I proven a $\Omega(\log \log n)$ lower bound on $X$ in this pdf. I used a different terminology in the pdf: instead of having $2n$ balls, $n$ colored red, we have $2n$ bins, $n$ of which has ball inside.
Motivation
In the distributed systems settings, a rather common approach to guarantee that an algorithm is fault tolerant is by utilizing a bound on the number of possible failures. One of my supervisor's paper's algorithm works by utilizing a cheap algorithm that runs very fast if the number of failures is very small. To accommodate for larger number of failures, he decides to run this multiple times — if with high probability (at least $1 – 1/n$) one of these runs have very few errors, then this algorithm will be much faster than the previously known one. At the moment, the paper utilize the $O(\log n)$ upperbound, but we wondered whether this bound is optimal.
A very nice implication is that if a strategy with expectation lower than $O(\log n)$ is found for this game, then the algorithm's complexity in the paper will decrease correspondingly. However, I strongly believe that it is more probably to prove $\Omega(\log n)$ rather than $o(\log n)$.
Best Answer
Here is a sketch of an argument by my colleague Jim Roche of an $\Omega(\log n/\log \log n)$ lower bound. The basic idea is that Lucy chooses randomly between two strategies, one of which puts all the red balls early (thereby forcing Alice to open some number of the early boxes), and the other of which puts a lot of the red balls late (thereby forcing Alice to open some number of the late boxes).
Specifically, with probability 1/2, Lucy distributes the $n$ red balls randomly among the first $n(1 + 1/\log_2 n)$ boxes. With probability 1/2, she distributes $n/\log_2 n$ red balls randomly among the first $n(1 + 1/\log_2 n)$ boxes, and puts the remaining red balls at the very end. We now give a lower bound on how many boxes Alice expects to open under any randomized strategy that succeeds with probability at least $1-1/n$.
The argument that follows is slightly imprecise because it treats the probabilities that the boxes contain red balls as independent, whereas they are actually dependent since Lucy is constrained to paint exactly $n$ balls red. However, the error terms are negligible, and the argument is clearer if we ignore the dependencies.
For any constant $C$, define $P_C$ to be the probability that Alice chooses at most $(C\ln n)/\ln\log_2 n$ of the first $n(1+1/\log_2 n)$ boxes.
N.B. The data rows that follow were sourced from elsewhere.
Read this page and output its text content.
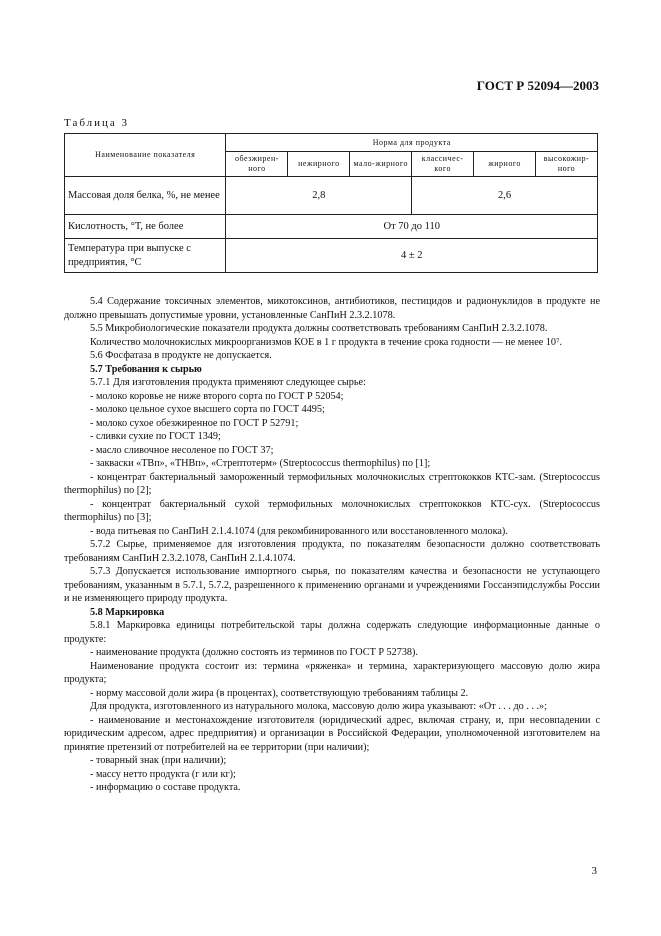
ГОСТ Р 52094—2003
Таблица 3
Наименование показателя	Норма для продукта					
	обезжирен-ного	нежирного	мало-жирного	классичес-кого	жирного	высокожир-ного
Массовая доля белка, %, не менее	2,8			2,6		
Кислотность, °Т, не более	От 70 до 110					
Температура при выпуске с предприятия, °С	4 ± 2					

5.4 Содержание токсичных элементов, микотоксинов, антибиотиков, пестицидов и радионуклидов в продукте не должно превышать допустимые уровни, установленные СанПиН 2.3.2.1078.

5.5 Микробиологические показатели продукта должны соответствовать требованиям СанПиН 2.3.2.1078.

Количество молочнокислых микроорганизмов КОЕ в 1 г продукта в течение срока годности — не менее 10⁷.

5.6 Фосфатаза в продукте не допускается.

5.7 Требования к сырью

5.7.1 Для изготовления продукта применяют следующее сырье:

- молоко коровье не ниже второго сорта по ГОСТ Р 52054;

- молоко цельное сухое высшего сорта по ГОСТ 4495;

- молоко сухое обезжиренное по ГОСТ Р 52791;

- сливки сухие по ГОСТ 1349;

- масло сливочное несоленое по ГОСТ 37;

- закваски «ТВп», «ТНВп», «Стрептотерм» (Streptococcus thermophilus) по [1];

- концентрат бактериальный замороженный термофильных молочнокислых стрептококков КТС-зам. (Streptococcus thermophilus) по [2];

- концентрат бактериальный сухой термофильных молочнокислых стрептококков КТС-сух. (Streptococcus thermophilus) по [3];

- вода питьевая по СанПиН 2.1.4.1074 (для рекомбинированного или восстановленного молока).

5.7.2 Сырье, применяемое для изготовления продукта, по показателям безопасности должно соответствовать требованиям СанПиН 2.3.2.1078, СанПиН 2.1.4.1074.

5.7.3 Допускается использование импортного сырья, по показателям качества и безопасности не уступающего требованиям, указанным в 5.7.1, 5.7.2, разрешенного к применению органами и учреждениями Госсанэпидслужбы России и не изменяющего природу продукта.

5.8 Маркировка

5.8.1 Маркировка единицы потребительской тары должна содержать следующие информационные данные о продукте:

- наименование продукта (должно состоять из терминов по ГОСТ Р 52738).

Наименование продукта состоит из: термина «ряженка» и термина, характеризующего массовую долю жира продукта;

- норму массовой доли жира (в процентах), соответствующую требованиям таблицы 2.

Для продукта, изготовленного из натурального молока, массовую долю жира указывают: «От . . . до . . .»;

- наименование и местонахождение изготовителя (юридический адрес, включая страну, и, при несовпадении с юридическим адресом, адрес предприятия) и организации в Российской Федерации, уполномоченной изготовителем на принятие претензий от потребителей на ее территории (при наличии);

- товарный знак (при наличии);

- массу нетто продукта (г или кг);

- информацию о составе продукта.

3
Then we must have $${1\over n} \ge \Pr\{\hbox{Alice fails}\} \ge {P_C\over 2} \left({1\over\log_2 n} \right)^{(C\ln n)/\ln\log_2 n}, $$ so $$P_C \le {2\over n}\exp (C\ln n) = 2n^{C-1}. $$ In particular, for $C=1/2$, the probability that Alice chooses at most $(\ln n)/2\ln \log_2 n $ of the first $n(1+1/\log_2 n)$ boxes is at least $2/\sqrt n$. Therefore, with probability 1 as $n\to\infty$, Alice must examine at least $(\ln n)/ 2 \ln \log_2 n$ of the first $n(1+1/\log_2 n)$ boxes.
But remember that with probability 1/2, Lucy places only $n/\log_2 n$ red balls among the first $n(1+1/\log_2 n)$ boxes. If she does so, then the probability that Alice's first $(\ln n)/2 \ln \log_2 n$ looks uncovers a red ball is upper-bounded by the union bound $$\left({\ln n\over 2\ln\log_2 n}\right)\left({1\over \log_2 n}\right),$$ which approaches zero as $n\to\infty$. Therefore, with probability at least $1/2 -\epsilon$, Alice must examine at least $(1/2 - \epsilon)(\ln n)/\ln \log_2 n$ boxes. This establishes the $\Omega(\log n/\log \log n)$ bound.